1. The quick gift project isn't done. It's going to be late. I might have had it done by now but the other night I went to see this concert instead of knitting. It was totally worth it, too. You wouldn't know that  a two hour concert comprised solely of Handel arias could be that riveting, but it really was.

2. I've updated my Stash For Sale page on Ravelry. There are a few more things there, and possibly more to come. I only have so much time for knitting, after all, and there's no point in keeping yarn I only feel so-so about, especially when there are so many lovely new yarns I'd really like to try (Quince and Co, anyone?). I mean, I'm just not in the mood to spend a lot of time knitting something I can't get excited about for whatever reason and I've finally learned there isn't much point in stocking up on yarn if I don't have time to use it right away and I'm going to change my mind about it later anyway. So, for real this time, I have decided it's time I get serious about downsizing. I'm going to sell what I won't use, knit what I want, and, when I am ready, try a few new things without risking a stash explosion.
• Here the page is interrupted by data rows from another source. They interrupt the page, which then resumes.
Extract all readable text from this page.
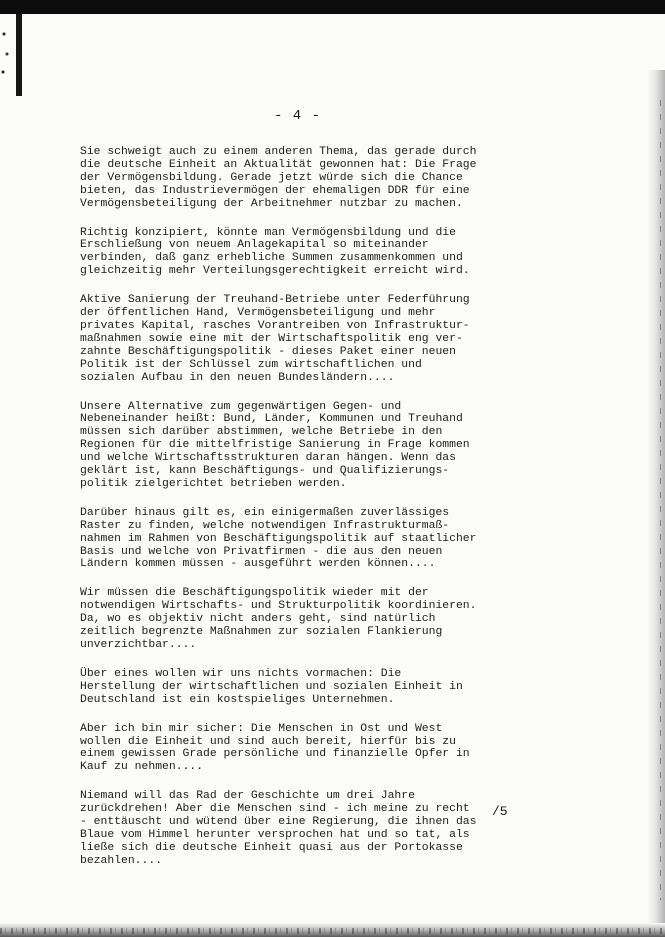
- 4 -

Sie schweigt auch zu einem anderen Thema, das gerade durch
die deutsche Einheit an Aktualität gewonnen hat: Die Frage
der Vermögensbildung. Gerade jetzt würde sich die Chance
bieten, das Industrievermögen der ehemaligen DDR für eine
Vermögensbeteiligung der Arbeitnehmer nutzbar zu machen.

Richtig konzipiert, könnte man Vermögensbildung und die
Erschließung von neuem Anlagekapital so miteinander
verbinden, daß ganz erhebliche Summen zusammenkommen und
gleichzeitig mehr Verteilungsgerechtigkeit erreicht wird.

Aktive Sanierung der Treuhand-Betriebe unter Federführung
der öffentlichen Hand, Vermögensbeteiligung und mehr
privates Kapital, rasches Vorantreiben von Infrastruktur-
maßnahmen sowie eine mit der Wirtschaftspolitik eng ver-
zahnte Beschäftigungspolitik - dieses Paket einer neuen
Politik ist der Schlüssel zum wirtschaftlichen und
sozialen Aufbau in den neuen Bundesländern....

Unsere Alternative zum gegenwärtigen Gegen- und
Nebeneinander heißt: Bund, Länder, Kommunen und Treuhand
müssen sich darüber abstimmen, welche Betriebe in den
Regionen für die mittelfristige Sanierung in Frage kommen
und welche Wirtschaftsstrukturen daran hängen. Wenn das
geklärt ist, kann Beschäftigungs- und Qualifizierungs-
politik zielgerichtet betrieben werden.

Darüber hinaus gilt es, ein einigermaßen zuverlässiges
Raster zu finden, welche notwendigen Infrastrukturmaß-
nahmen im Rahmen von Beschäftigungspolitik auf staatlicher
Basis und welche von Privatfirmen - die aus den neuen
Ländern kommen müssen - ausgeführt werden können....

Wir müssen die Beschäftigungspolitik wieder mit der
notwendigen Wirtschafts- und Strukturpolitik koordinieren.
Da, wo es objektiv nicht anders geht, sind natürlich
zeitlich begrenzte Maßnahmen zur sozialen Flankierung
unverzichtbar....

Über eines wollen wir uns nichts vormachen: Die
Herstellung der wirtschaftlichen und sozialen Einheit in
Deutschland ist ein kostspieliges Unternehmen.

Aber ich bin mir sicher: Die Menschen in Ost und West
wollen die Einheit und sind auch bereit, hierfür bis zu
einem gewissen Grade persönliche und finanzielle Opfer in
Kauf zu nehmen....

Niemand will das Rad der Geschichte um drei Jahre
zurückdrehen! Aber die Menschen sind - ich meine zu recht
- enttäuscht und wütend über eine Regierung, die ihnen das
Blaue vom Himmel herunter versprochen hat und so tat, als
ließe sich die deutsche Einheit quasi aus der Portokasse
bezahlen....

/5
3. Babies, babies, babies! The sweater I sent to Baby Z in Oklahoma was well-received, I'm happy to say. In the past week, I've learned of two more expectant couples who shall certainly be getting hand knit items from yours truly. One is due late in the fall (girl), the other in the middle of winter (too early to know the sex, and I don't know if they plan to find out, or tell), so I have a bit of time yet. I should branch out a bit and make something other than the same old cardigan (even though I probably have enough of the same yarn to make a fourth), though, don't you agree? I'm leaning towards this lovely pile of garter stitch for at least one of them, but I'm open to suggestions here...like I don't have a pile of baby sweater patterns at the ready for this sort of thing, right?
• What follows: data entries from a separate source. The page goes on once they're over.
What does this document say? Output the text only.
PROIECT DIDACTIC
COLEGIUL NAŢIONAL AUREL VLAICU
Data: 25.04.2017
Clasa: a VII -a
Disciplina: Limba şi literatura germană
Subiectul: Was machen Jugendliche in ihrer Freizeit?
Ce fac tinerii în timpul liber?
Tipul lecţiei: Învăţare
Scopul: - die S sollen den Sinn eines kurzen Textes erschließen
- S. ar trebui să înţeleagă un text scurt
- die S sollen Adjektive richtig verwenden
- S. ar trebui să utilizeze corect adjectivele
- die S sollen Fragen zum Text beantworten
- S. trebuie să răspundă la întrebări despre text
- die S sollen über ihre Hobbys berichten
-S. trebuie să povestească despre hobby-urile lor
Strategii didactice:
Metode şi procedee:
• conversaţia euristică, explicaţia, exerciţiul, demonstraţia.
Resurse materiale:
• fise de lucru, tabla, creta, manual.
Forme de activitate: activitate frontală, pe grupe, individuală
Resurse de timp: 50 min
4. I started Kimmswick a little over a month ago and set it aside for a gift project (see #1):


The stranded knitting is fun, and I'm in no particular hurry to finish it, which is a good thing, seeing as a whole tubular scarf in fingering weight yarn is bound to take a while. I'm starting to doubt my color choices; what looked beautiful in skeins looks a little too much like a 70s throwback knitted up, but for now I plan to keep going and see what it looks like when I've worked through more of the charts. If I changed anything I'd have to start all over and buy more yarn and I don't want to do either of those things (see #2).

5. Christmas knitting. Do I want to do it this year? I need to make a decision soon. What about you?